Nem sempre o diagnóstico mais provável é o correto. Em um caso clínico publicado na revista científica Emerging Infectious Diseases, médicos da Espanha relataram a história de um paciente que chegou ao hospital com sintomas compatíveis com um tumor cerebral, mas acabou surpreendendo toda a equipe médica. O que parecia ser um câncer avançado revelou-se uma infecção causada pela tênia Taenia solium, conhecida popularmente como tênia do porco. Embora a descoberta seja assustadora, o caso terminou da melhor forma possível: após o tratamento adequado, o paciente se recuperou sem complicações.
Os exames inicialmente apontavam para um câncer
O paciente, de 60 anos, procurou atendimento após cerca de duas semanas sofrendo com dores de cabeça progressivamente mais intensas, acompanhadas por discretas alterações de comportamento.
Uma tomografia computadorizada revelou diversas lesões no cérebro com aparência muito semelhante à de metástases cerebrais, situação em que um câncer originado em outro órgão se espalha para o sistema nervoso central.
Diante desse cenário, os médicos iniciaram rapidamente o tratamento com dexametasona, um corticosteroide amplamente utilizado para reduzir o edema cerebral em pacientes com tumores.
Os sintomas melhoraram rapidamente, reforçando ainda mais a suspeita inicial.
A verdadeira causa apareceu em um segundo exame
O caso começou a mudar quando uma investigação completa não encontrou nenhum tumor primário em qualquer parte do organismo.
Sem conseguir explicar a origem das supostas metástases, os médicos solicitaram uma ressonância magnética.
Foi então que as lesões revelaram sua verdadeira natureza.
Em vez de tumores, tratava-se de cistos provocados pelas larvas da Taenia solium.
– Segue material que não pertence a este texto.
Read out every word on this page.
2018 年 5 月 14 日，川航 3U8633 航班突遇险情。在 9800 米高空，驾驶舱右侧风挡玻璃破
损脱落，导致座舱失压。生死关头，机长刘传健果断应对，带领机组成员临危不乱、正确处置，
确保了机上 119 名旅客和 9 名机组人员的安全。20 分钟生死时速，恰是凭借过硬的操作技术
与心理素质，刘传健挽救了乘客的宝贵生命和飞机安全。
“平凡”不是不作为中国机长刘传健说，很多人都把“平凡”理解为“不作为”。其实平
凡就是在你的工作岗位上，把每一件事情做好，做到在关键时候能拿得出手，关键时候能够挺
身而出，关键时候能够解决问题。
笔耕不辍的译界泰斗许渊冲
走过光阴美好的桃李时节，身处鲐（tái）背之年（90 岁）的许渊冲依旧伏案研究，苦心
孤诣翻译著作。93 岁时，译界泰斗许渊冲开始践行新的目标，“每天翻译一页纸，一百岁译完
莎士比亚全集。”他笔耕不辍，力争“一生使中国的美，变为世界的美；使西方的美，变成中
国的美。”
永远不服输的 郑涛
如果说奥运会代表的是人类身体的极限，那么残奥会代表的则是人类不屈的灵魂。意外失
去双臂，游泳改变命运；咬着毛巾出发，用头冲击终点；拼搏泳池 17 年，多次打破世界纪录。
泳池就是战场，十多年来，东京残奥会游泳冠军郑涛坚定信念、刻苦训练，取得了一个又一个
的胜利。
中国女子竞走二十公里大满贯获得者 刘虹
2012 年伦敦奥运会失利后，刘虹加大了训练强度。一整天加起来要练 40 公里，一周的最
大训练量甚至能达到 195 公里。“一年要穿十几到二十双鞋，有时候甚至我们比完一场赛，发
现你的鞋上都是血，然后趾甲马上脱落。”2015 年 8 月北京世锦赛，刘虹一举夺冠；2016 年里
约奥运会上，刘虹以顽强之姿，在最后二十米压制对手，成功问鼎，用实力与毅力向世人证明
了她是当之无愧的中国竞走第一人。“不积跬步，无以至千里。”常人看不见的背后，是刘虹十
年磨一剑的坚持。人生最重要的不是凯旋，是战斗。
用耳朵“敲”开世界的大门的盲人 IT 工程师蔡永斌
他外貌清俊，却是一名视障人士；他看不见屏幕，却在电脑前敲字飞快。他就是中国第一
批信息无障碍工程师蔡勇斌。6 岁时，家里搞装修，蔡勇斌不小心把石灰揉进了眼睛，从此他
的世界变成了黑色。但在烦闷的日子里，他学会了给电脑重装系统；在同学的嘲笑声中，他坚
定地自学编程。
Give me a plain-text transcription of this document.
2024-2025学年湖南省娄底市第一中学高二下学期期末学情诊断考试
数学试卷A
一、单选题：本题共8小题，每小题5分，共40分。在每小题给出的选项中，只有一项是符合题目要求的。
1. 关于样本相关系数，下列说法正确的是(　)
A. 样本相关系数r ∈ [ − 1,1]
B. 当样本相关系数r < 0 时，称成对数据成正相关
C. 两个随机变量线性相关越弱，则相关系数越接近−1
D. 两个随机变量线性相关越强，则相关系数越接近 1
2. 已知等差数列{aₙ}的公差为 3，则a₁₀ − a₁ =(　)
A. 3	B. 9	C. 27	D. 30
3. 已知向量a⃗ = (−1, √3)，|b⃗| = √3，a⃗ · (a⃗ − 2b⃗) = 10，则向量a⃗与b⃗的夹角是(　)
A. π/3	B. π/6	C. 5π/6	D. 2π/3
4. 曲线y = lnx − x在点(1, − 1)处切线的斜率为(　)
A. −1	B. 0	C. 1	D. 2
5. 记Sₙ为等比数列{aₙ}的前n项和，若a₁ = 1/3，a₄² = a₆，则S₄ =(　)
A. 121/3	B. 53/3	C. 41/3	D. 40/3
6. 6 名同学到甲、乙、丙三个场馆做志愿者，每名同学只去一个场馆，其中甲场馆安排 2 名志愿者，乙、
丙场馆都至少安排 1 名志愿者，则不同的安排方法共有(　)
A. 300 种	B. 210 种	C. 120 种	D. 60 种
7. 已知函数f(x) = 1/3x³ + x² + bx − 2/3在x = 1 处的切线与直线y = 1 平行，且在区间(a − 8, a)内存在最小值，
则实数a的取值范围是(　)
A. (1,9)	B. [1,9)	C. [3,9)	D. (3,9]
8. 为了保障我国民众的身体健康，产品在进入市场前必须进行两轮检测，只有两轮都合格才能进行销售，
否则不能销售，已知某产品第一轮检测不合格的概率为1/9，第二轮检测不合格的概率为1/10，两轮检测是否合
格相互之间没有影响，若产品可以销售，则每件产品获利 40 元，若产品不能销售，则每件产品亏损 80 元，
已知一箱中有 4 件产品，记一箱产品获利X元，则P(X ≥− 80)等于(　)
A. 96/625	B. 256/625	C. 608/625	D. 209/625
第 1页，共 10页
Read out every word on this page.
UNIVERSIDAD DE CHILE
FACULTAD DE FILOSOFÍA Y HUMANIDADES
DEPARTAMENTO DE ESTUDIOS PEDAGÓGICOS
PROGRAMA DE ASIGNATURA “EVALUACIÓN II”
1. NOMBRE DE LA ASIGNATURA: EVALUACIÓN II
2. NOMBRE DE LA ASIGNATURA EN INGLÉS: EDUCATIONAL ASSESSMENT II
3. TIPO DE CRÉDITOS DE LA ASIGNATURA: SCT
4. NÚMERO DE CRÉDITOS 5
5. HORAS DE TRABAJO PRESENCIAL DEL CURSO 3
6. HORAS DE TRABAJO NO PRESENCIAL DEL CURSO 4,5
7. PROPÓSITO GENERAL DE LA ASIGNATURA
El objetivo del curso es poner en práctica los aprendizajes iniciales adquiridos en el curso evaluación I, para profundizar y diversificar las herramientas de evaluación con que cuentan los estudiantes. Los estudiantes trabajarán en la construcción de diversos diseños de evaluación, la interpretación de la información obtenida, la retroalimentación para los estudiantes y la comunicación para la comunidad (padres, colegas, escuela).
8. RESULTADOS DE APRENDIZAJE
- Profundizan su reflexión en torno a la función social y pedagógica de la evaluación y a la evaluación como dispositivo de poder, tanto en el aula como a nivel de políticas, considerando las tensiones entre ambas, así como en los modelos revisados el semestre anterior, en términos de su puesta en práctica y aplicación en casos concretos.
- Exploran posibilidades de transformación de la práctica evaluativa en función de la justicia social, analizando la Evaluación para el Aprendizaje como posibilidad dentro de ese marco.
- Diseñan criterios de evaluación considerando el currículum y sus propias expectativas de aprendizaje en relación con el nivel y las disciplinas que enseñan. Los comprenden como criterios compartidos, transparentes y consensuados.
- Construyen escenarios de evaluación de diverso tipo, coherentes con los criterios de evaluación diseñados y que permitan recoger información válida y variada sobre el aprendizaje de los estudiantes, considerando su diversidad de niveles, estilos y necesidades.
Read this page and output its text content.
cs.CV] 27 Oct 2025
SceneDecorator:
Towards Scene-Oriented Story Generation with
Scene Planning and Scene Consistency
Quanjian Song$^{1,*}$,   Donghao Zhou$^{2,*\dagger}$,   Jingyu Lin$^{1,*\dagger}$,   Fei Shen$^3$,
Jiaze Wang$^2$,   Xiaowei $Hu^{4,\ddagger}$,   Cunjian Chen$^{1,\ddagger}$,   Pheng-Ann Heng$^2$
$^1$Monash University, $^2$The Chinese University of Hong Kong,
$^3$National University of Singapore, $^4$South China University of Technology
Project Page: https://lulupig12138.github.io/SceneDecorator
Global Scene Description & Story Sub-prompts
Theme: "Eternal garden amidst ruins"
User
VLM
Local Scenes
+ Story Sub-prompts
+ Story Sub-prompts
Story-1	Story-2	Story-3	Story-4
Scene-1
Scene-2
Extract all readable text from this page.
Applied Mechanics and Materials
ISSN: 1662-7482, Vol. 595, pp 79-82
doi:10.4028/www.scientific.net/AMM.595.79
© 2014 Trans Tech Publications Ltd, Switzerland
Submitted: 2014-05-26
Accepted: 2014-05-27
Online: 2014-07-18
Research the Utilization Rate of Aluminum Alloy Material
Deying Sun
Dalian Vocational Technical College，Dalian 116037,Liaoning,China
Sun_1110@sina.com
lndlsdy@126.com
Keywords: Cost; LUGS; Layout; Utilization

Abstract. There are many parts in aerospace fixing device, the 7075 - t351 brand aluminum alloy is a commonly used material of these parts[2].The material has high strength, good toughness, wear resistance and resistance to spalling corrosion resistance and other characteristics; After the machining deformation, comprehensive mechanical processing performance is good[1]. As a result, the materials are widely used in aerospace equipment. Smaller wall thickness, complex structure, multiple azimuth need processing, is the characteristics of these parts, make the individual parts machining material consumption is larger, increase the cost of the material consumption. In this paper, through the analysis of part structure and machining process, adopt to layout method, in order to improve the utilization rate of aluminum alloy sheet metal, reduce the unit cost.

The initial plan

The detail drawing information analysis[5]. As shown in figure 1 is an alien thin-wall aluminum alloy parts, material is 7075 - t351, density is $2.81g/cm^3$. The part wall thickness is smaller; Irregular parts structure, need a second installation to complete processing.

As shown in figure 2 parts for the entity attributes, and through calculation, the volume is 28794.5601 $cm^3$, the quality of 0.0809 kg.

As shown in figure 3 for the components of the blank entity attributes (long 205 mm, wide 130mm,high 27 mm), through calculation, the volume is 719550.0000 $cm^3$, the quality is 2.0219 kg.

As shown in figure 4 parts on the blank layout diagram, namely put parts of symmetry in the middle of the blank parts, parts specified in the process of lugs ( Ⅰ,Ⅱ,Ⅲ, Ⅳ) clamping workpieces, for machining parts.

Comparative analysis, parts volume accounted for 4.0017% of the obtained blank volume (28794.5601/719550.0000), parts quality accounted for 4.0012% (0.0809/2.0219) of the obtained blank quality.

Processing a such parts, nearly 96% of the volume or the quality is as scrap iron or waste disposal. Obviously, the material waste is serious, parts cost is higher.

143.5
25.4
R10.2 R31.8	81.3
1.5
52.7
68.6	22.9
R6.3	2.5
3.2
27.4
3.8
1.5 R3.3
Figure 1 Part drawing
Testes sorológicos confirmaram posteriormente a infecção.
O paciente havia desenvolvido neurocisticercose, forma da doença em que os cistos se instalam no cérebro.
Como um verme consegue chegar ao cérebro
A Taenia solium pode provocar duas doenças diferentes, dependendo da forma como ocorre a infecção.
Quando uma pessoa consome carne suína malcozida contendo larvas do parasita, elas se desenvolvem no intestino, transformando-se em vermes adultos responsáveis pela teníase.
Já a neurocisticercose ocorre por um mecanismo completamente diferente.
Nesse caso, a pessoa ingere os ovos da tênia, geralmente por alimentos ou água contaminados ou por contato com indivíduos infectados que não adotam medidas adequadas de higiene.
Depois de ingeridos, esses ovos liberam larvas capazes de migrar pela corrente sanguínea e formar cistos em diferentes órgãos, incluindo músculos, olhos e cérebro.
Quando atingem o sistema nervoso central, podem provocar inflamação, aumento da pressão intracraniana, crises epilépticas e outras complicações potencialmente graves.
Atualmente, a neurocisticercose é considerada uma das principais causas de epilepsia adquirida em adultos em diversas regiões do mundo.
Um tratamento que deu certo por acaso
Curiosamente, parte do tratamento havia começado antes mesmo do diagnóstico correto.
A dexametasona administrada inicialmente para controlar o suposto câncer também é utilizada na neurocisticercose para reduzir a inflamação provocada pelos cistos e pelo próprio tratamento antiparasitário.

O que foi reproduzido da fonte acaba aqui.